Biografische Notizen

Die Anfänge in Herisau

18. August 1955, an einem ganz gewöhnlichen Donnerstag, bekam ich im Spital von Herisau von einer griesgrämigen Hebamme zum ersten Mal den Hintern versohlt, um mir zu demonstrieren, dass das Leben kein Honiglecken ist. Na ja, ich habe es bis heute überlebt und das ist doch schon eine ziemlich lange Zeit, nicht wahr. Natürlich habe ich keine Erinnerung mehr an diesen Übergriff auf meine Integrität.

Ebenso wenig sind mir die netten Krankenschwestern in Erinnerung geblieben, die mich anschliessend in warme Tücher gehüllt und dafür gesorgt haben, dass ich mir nicht meinen winzigen Allerwertesten abfriere.

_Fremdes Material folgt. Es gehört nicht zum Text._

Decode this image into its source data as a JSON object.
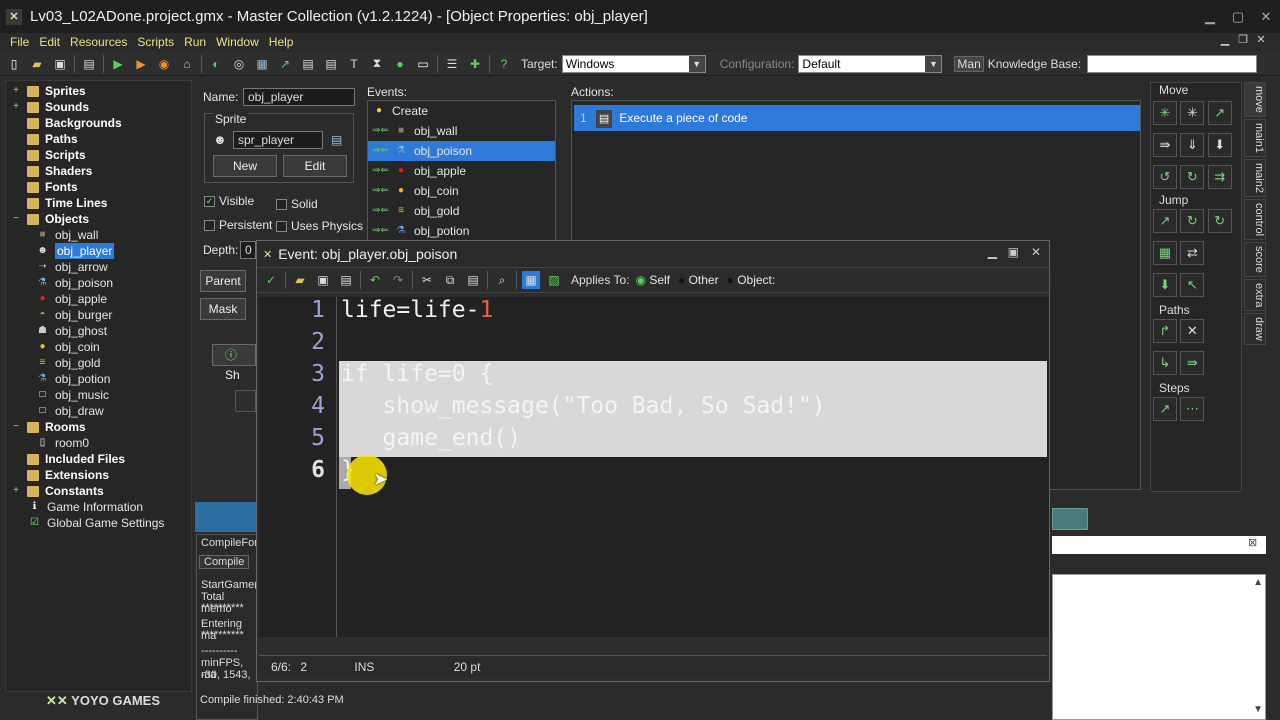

Das einzige Foto aus der Zeit meiner frühesten Anwesenheit zeigt mich auf den Armen einer Krankenschwester, einer ältlichen Person weiblichen Geschlechts, mit Schürze und weissem Kragen, wie es sich damals gehörte, die mich gnadenlos dem Blitzlichtgewitter eines Fotoapparates aussetzt. Wer der Fotograf war, entzieht sich meiner Kenntnis. Vermutlich war es mein Grossvater mit seiner modernen Voigtländer, dem Rolls Royce unter den Fotoapparaten der damaligen Zeit.

St. Gallen

Die ersten und einzigen Erinnerungen an St. Gallen habe ich an ein winziges Balkönchen mit Eisengeländer in einem gut bürgerlichen Wohnhaus. Auf diesem Balkönchen, zusätzlich noch gesichert mit einem hölzernen Laufstall, steht eine Wassergelte. So ein blechernes Ding, in welchem Generationen von Grossmütter die Wäsche gewaschen haben. Mir diente sie als Badewanne. Jaja, ich hatte schon als kleines Kind eine grosse Affinität zu Wasser und Baden. Daran hat sich bis heute nichts geändert. Doch heute bevorzuge ich Thermalbäder, deren Wasser mit 34° Wärme liebevoll meinem Luxus-Körper schmeicheln.
In der Gelte sorgte ich für eine angemessene Wassertemperatur, indem ich gelegentlichem hineinpinkelte. Heute brauche ich das glücklicherweise nicht mehr zu machen, da Thermalwasser gemeinhin über eine angeborene Wärme verfügt. Und ausserdem attestiere ich mir ein gewisses Mass an Anstand, das mir verbietet, die Wasser-temperatur auf diese Weise konstant zu halten.
In der Blechgelte auf dem Balkönchen sitze ich also splitterfasernackt – und werde fotografiert. Von vorn, von hinten, von der Seite und aus der Vogelperspektive. 

Apropos splitterfasernackt. Gelegentliche Besuche bei meinen Grosseltern in Glarus endeten gewöhnlich auf dem Stubentisch, wo man mich als erstes meiner wärmenden Kleider entledigte und nackt auf ein Kissen legte. Dann zückte Grossvater Ruedi, kurz Vati genannt, seine sündhaft teure Voigtländer und fotografierte mich hemmungslos von allen Seiten.

Ich kann das gut verstehen, denn erstens war ich der erste Enkel meiner Grosseltern und zweitens ein aussergewöhnlich hübsches Kind, oder etwa nicht? Trotzdem erschliesst es sich mir nicht, weshalb in den Fünfzigern sämtliche auf der Alpennordseite geborenen Babys im Laufe ihres ersten Lebensjahrs nackt ausgezogen, auf ein Kissen oder ein Fell gelegt und auf Teufel komm raus von allen Seiten abgelichtet werden mussten. Schwarzweiss, versteht sich, denn damals war die Farbfotografie ziemlich kostspielig.

Glarus

Als ich etwa drei Jahre alt war, übersiedelten wir von St. Gallen nach Glarus. Hier verbrachte ich die ersten Lebensjahre. Ich pendelte zischen dem Spielhof, wo meine Eltern zu Hause waren, und der Hauptstrasse, ganz in der Nähe, dem Wohnsitz meiner Grosseltern, wo mein Vater bei seinem Vater in der Schreibmaschinenwerkstatt arbeitete.